The Oregon District Attorneys Association at the time urged Kotek to order an immediate pause to its implementation of new sentencing formulas until there was “greater clarity and consensus on how it should be applied.”

Ferraris, a retired Woodburn police chief, said that the July Oregon Supreme Court decision that prompted the corrections department to recalculate sentences involved a single defendant and a narrow sentencing issue.

“It did not establish a broad new rule and was not designated as precedent-setting,” he said. “Nothing in the decision required the wholesale recalculation of criminal sentences statewide.”

In its Wednesday opinion, the state Supreme Court did not directly weigh in on whether the three people rearrested were improperly released by the state corrections department in August.

Instead, the justices suggested that the state should rely on trial judges to resolve whether or not the state corrections department accurately interpreted their sentences or not.

District attorneys across the state had filed motions to correct the judgments, but the state corrections department had moved to rearrest people it had released before trial judges could weigh in, according to court records.

Arellano-Sanchez, for example, was arrested by the state on Nov. 24, the day he showed up to court in Washington County for a hearing on a motion filed by the Washington County district attorney’s office seeking to clarify his sentence following his release from prison in August.
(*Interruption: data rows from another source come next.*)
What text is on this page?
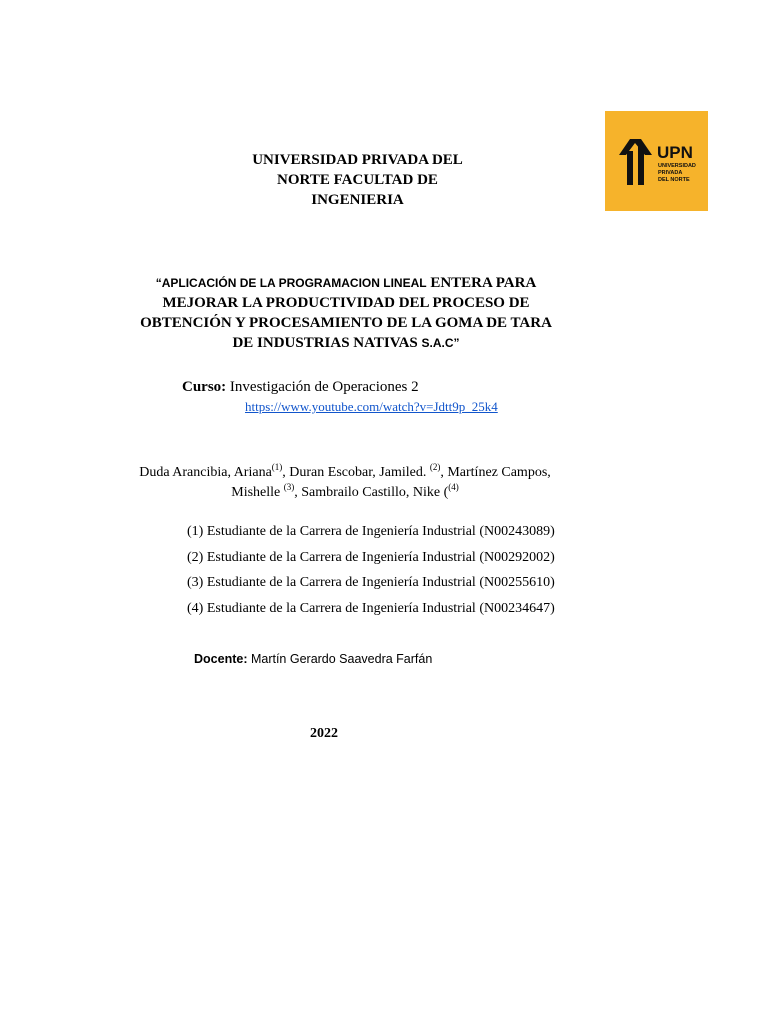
UNIVERSIDAD PRIVADA DEL
NORTE FACULTAD DE
INGENIERIA
UPN
UNIVERSIDAD
PRIVADA
DEL NORTE
“APLICACIÓN DE LA PROGRAMACION LINEAL ENTERA PARA
MEJORAR LA PRODUCTIVIDAD DEL PROCESO DE
OBTENCIÓN Y PROCESAMIENTO DE LA GOMA DE TARA
DE INDUSTRIAS NATIVAS S.A.C”
Curso: Investigación de Operaciones 2
https://www.youtube.com/watch?v=Jdtt9p_25k4
Duda Arancibia, Ariana$^{(1)}$, Duran Escobar, Jamiled. $^{(2)}$, Martínez Campos, Mishelle $^{(3)}$, Sambrailo Castillo, Nike ($^{(4)}$
(1) Estudiante de la Carrera de Ingeniería Industrial (N00243089)
(2) Estudiante de la Carrera de Ingeniería Industrial (N00292002)
(3) Estudiante de la Carrera de Ingeniería Industrial (N00255610)
(4) Estudiante de la Carrera de Ingeniería Industrial (N00234647)
Docente: Martín Gerardo Saavedra Farfán
2022
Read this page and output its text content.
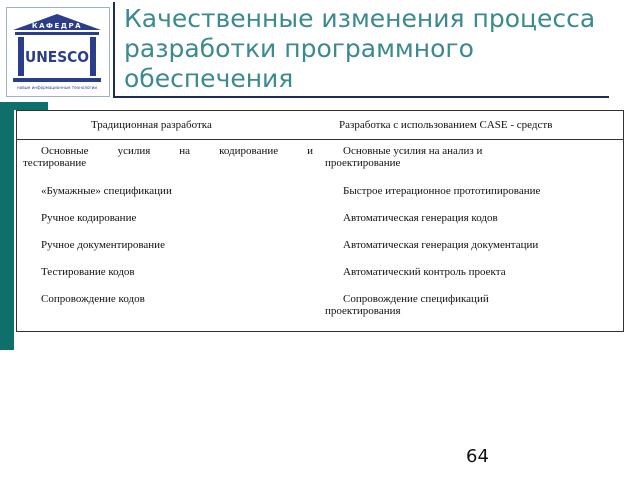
КАФЕДРА
UNESCO
новые информационные технологии
Качественные изменения процесса разработки программного обеспечения
Традиционная разработка	Разработка с использованием CASE - средств

Основные усилия на кодирование и
тестирование	Основные усилия на анализ и
проектирование

«Бумажные» спецификации	Быстрое итерационное прототипирование

Ручное кодирование	Автоматическая генерация кодов

Ручное документирование	Автоматическая генерация документации

Тестирование кодов	Автоматический контроль проекта

Сопровождение кодов	Сопровождение спецификаций
проектирования
64
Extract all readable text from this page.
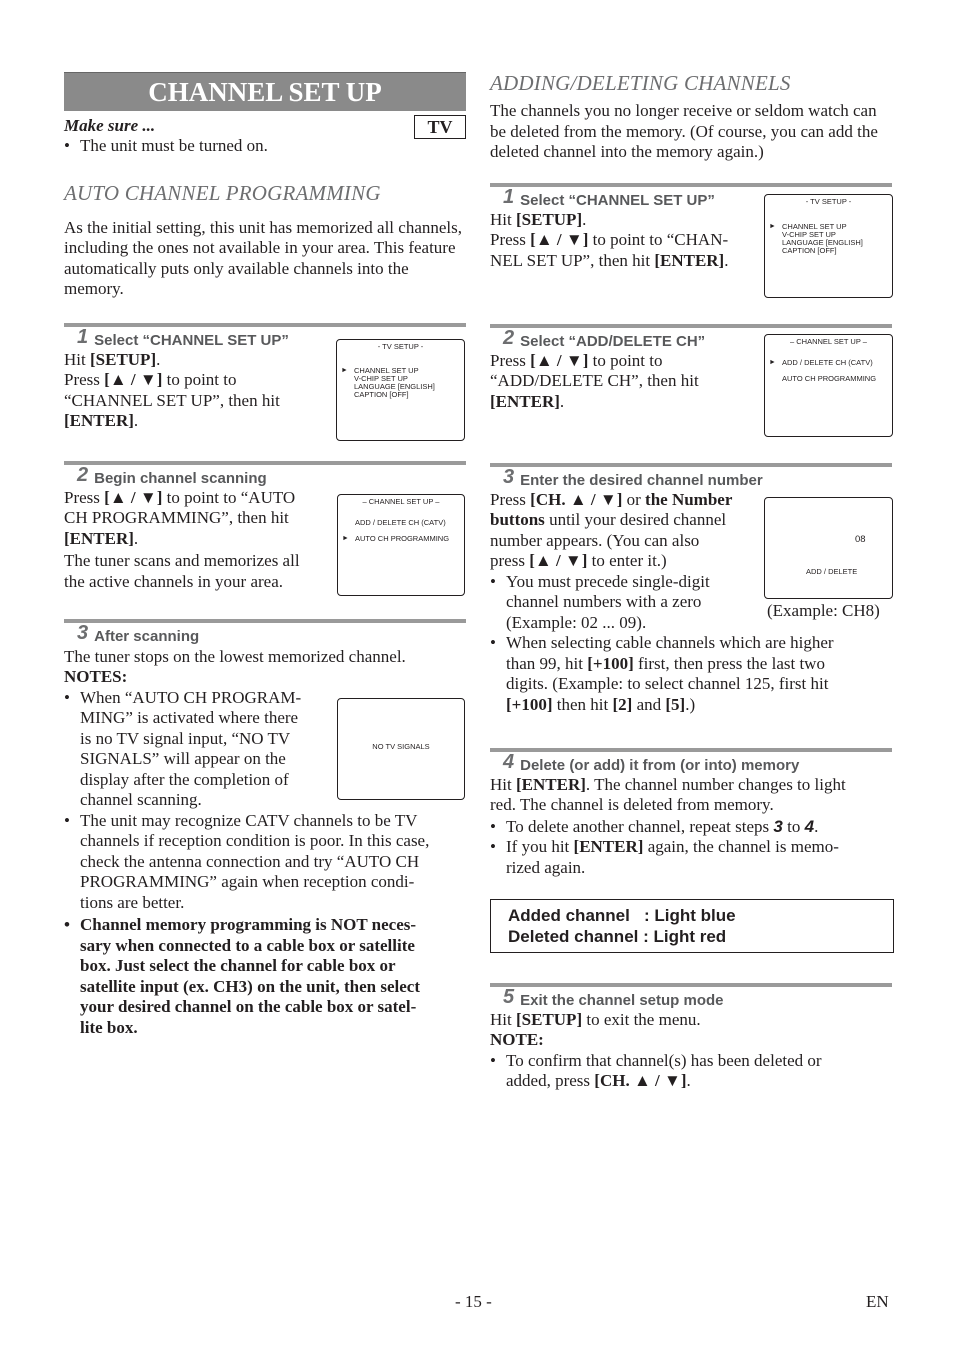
CHANNEL SET UP
Make sure ...	TV
• The unit must be turned on.
AUTO CHANNEL PROGRAMMING
As the initial setting, this unit has memorized all channels, including the ones not available in your area. This feature automatically puts only available channels into the memory.
1 Select “CHANNEL SET UP”
Hit [SETUP].
Press [▲ / ▼] to point to
“CHANNEL SET UP”, then hit
[ENTER].
- TV SETUP -
► CHANNEL SET UP
V-CHIP SET UP
LANGUAGE [ENGLISH]
CAPTION [OFF]
2 Begin channel scanning
Press [▲ / ▼] to point to “AUTO
CH PROGRAMMING”, then hit
[ENTER].
The tuner scans and memorizes all
the active channels in your area.
– CHANNEL SET UP –
ADD / DELETE CH (CATV)
► AUTO CH PROGRAMMING
3 After scanning
The tuner stops on the lowest memorized channel.
NOTES:
• When “AUTO CH PROGRAM-
MING” is activated where there
is no TV signal input, “NO TV
SIGNALS” will appear on the
display after the completion of
channel scanning.
• The unit may recognize CATV channels to be TV
channels if reception condition is poor. In this case,
check the antenna connection and try “AUTO CH
PROGRAMMING” again when reception condi-
tions are better.
• Channel memory programming is NOT neces-
sary when connected to a cable box or satellite
box. Just select the channel for cable box or
satellite input (ex. CH3) on the unit, then select
your desired channel on the cable box or satel-
lite box.
NO TV SIGNALS
ADDING/DELETING CHANNELS
The channels you no longer receive or seldom watch can be deleted from the memory. (Of course, you can add the deleted channel into the memory again.)
1 Select “CHANNEL SET UP”
Hit [SETUP].
Press [▲ / ▼] to point to “CHAN-
NEL SET UP”, then hit [ENTER].
- TV SETUP -
► CHANNEL SET UP
V-CHIP SET UP
LANGUAGE [ENGLISH]
CAPTION [OFF]
2 Select “ADD/DELETE CH”
Press [▲ / ▼] to point to
“ADD/DELETE CH”, then hit
[ENTER].
– CHANNEL SET UP –
► ADD / DELETE CH (CATV)
AUTO CH PROGRAMMING
3 Enter the desired channel number
Press [CH. ▲ / ▼] or the Number
buttons until your desired channel
number appears. (You can also
press [▲ / ▼] to enter it.)
• You must precede single-digit
channel numbers with a zero
(Example: 02 ... 09).
• When selecting cable channels which are higher
than 99, hit [+100] first, then press the last two
digits. (Example: to select channel 125, first hit
[+100] then hit [2] and [5].)
08
ADD / DELETE
(Example: CH8)
4 Delete (or add) it from (or into) memory
Hit [ENTER]. The channel number changes to light
red. The channel is deleted from memory.
• To delete another channel, repeat steps 3 to 4.
• If you hit [ENTER] again, the channel is memo-
rized again.
Added channel   : Light blue
Deleted channel : Light red
5 Exit the channel setup mode
Hit [SETUP] to exit the menu.
NOTE:
• To confirm that channel(s) has been deleted or
added, press [CH. ▲ / ▼].
- 15 -	EN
The district attorney’s office then withdrew the motion as moot.

In a statement Wednesday, Oregon Attorney General Dan Rayfield gave little indication whether the state would pursue legal means to return released prisoners to custody.

“The Oregon Supreme Court has clarified the law, and we respect the court’s decision,” Rayfield said. “Public safety remains a core responsibility of our office, and we will continue to provide legal counsel that reflects the court’s guidance while supporting a system that is fair, lawful, and focused on community safety.”